Griever groaned, somehow knowing this was the end of the White Boars. The Captain had probably escaped, so it wasn’t all bad, but this wasn’t like other defeats. It was crippling. And still one question bubbled to the surface of Griever’s mind, taking precedence over his worries and inquiries.
“Why am I still alive?” Griever had asked this before. After his first battle at the age of fifteen, he had run looking for adventure and found it in the madness of battle. His first employer had put him in the front lines and, against all hope, he had survived. He was the only one of the mercenaries to do so, making the lord who hired him annoyed. It had made him wonder if he had some uncanny luck, but he knew it was just coincidence.
Now, he wasn’t so sure.
The world cleared up as Griever’s eyes adjusted to the bright midday sun. He couldn’t move, but still he saw all the bodies surrounding him on the slope leading down to the Devil’s Palm. Not just a few, he noted proudly, were Abysman blue. The rest, of course, were his own brothers in the White Boar. Not a single one showed signs of life.
And then the pain hit.
It started all over his body in the form of bruises, then exploded from his right shoulder until Griever cried in agony. He had been stabbed, shot with arrows, and even bashed in the head by an unfriendly bar basher who couldn’t take a joke, but never had Griever felt this kind of pain. He only had enough time to register his missing arm before the darkness of sleep – or, more likely, death – took him.

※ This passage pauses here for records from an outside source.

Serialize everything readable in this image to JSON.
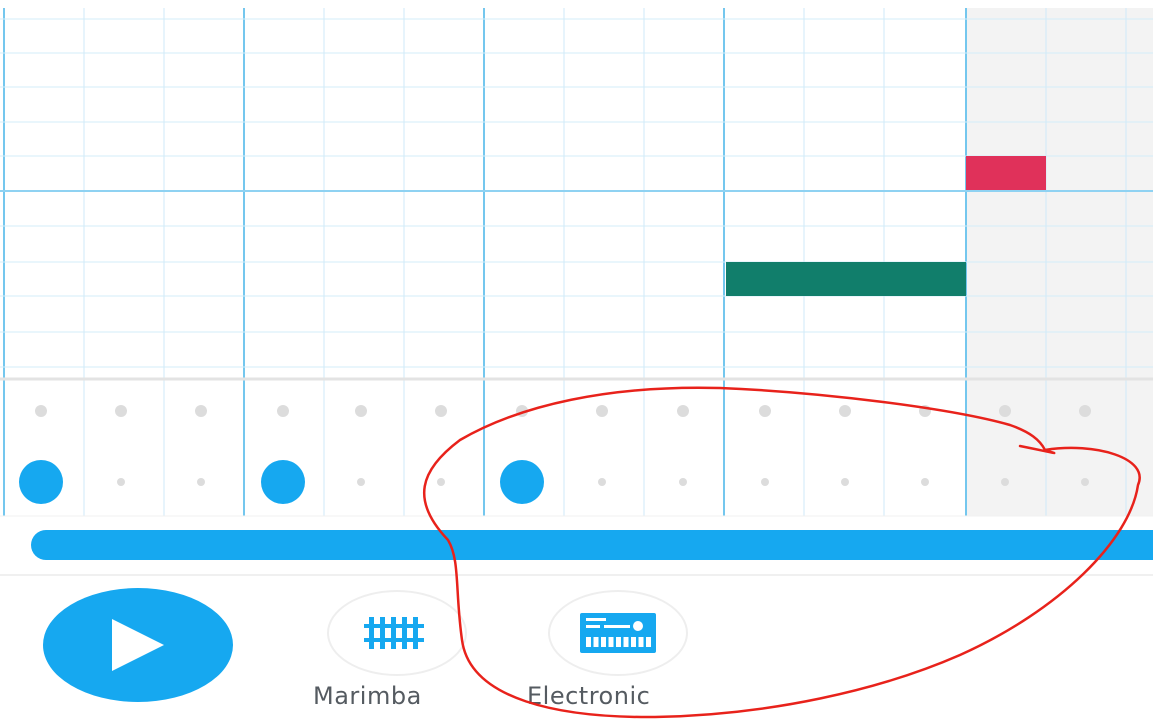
{
  "piano_roll": {
    "notes": [
      {
        "name": "note-green",
        "color": "#117e6b"
      },
      {
        "name": "note-red",
        "color": "#e0315a"
      }
    ]
  },
  "rhythm": {
    "active_color": "#16a8f0",
    "inactive_color": "#d6d6d6"
  },
  "progress": {
    "fraction": 1.0,
    "color": "#16a8f0"
  },
  "controls": {
    "play_icon": "play-icon",
    "instruments": [
      {
        "id": "marimba",
        "label": "Marimba",
        "icon": "marimba-icon"
      },
      {
        "id": "electronic",
        "label": "Electronic",
        "icon": "electronic-icon"
      }
    ]
  },
  "annotation": {
    "color": "#e8221b"
  }
}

When Griever next woke, it was night time. Memories once again flooded his head. His brothers, dead, his arm, gone, his family, probably disbanded. Tears tried to well up in his eyes, but a movement stopped them instantly. Old battle instincts kicked in, only to be stopped by Griever’s numb, unresponsive body. He couldn’t even move his head.
But he did notice he was in a forest clearing now.
“The prophet was right,” a voice said, “She told me ‘The one you seek will be held by the Devil, surrounded by Death, Decay, and Treachery’ and I find you, Bloodfist.” From the voice, because Griever could not move even his head, Griever guessed the man who was talking to him was at least in his forties and knew him. Never a good sign unless the man was part of the Travelers.
Griever swallowed to clear his dry throat and tried his best to be intimidating. “I don’t know who you are,” he said, voice cracking slightly, “But you better kill me if you’re my enemy. There are more valuable things than life.”
A chuckle escaped the mystery man. “Well said, Survivor. No wonder it chose you.”
Tingling in Grievers face told him whatever drug had stopped him from feeling his body and moving was wearing off. Now all he needed to do was buy enough time to escape. Even with one arm, Griever was confident he could take on at least twenty men by himself. Or was that his ego talking. Bah, it didn’t matter either way, he was getting out of here. He needed to find Captain White if he still lived.
“What chose me?” Griever asked first, deciding to humor the man into rambling. He could almost turn his head. Was that a campfire? And was he cooking rabbit. A rumbling noise came from what Griever assumed to be his own stomach.
“The Gear, of course.”
“Gear? The hell you talking about?” Was it some kind of new machine or something? How would a thing chose Griever anyway?
Another chuckle sounded off, making Griever realize he was going to punch the next man to chuckle like that if he could. Defenseless or not, it was ticking him off. “I didn’t think you would recognize it,” he said, “But you will in time. Can you hear it’s voice?”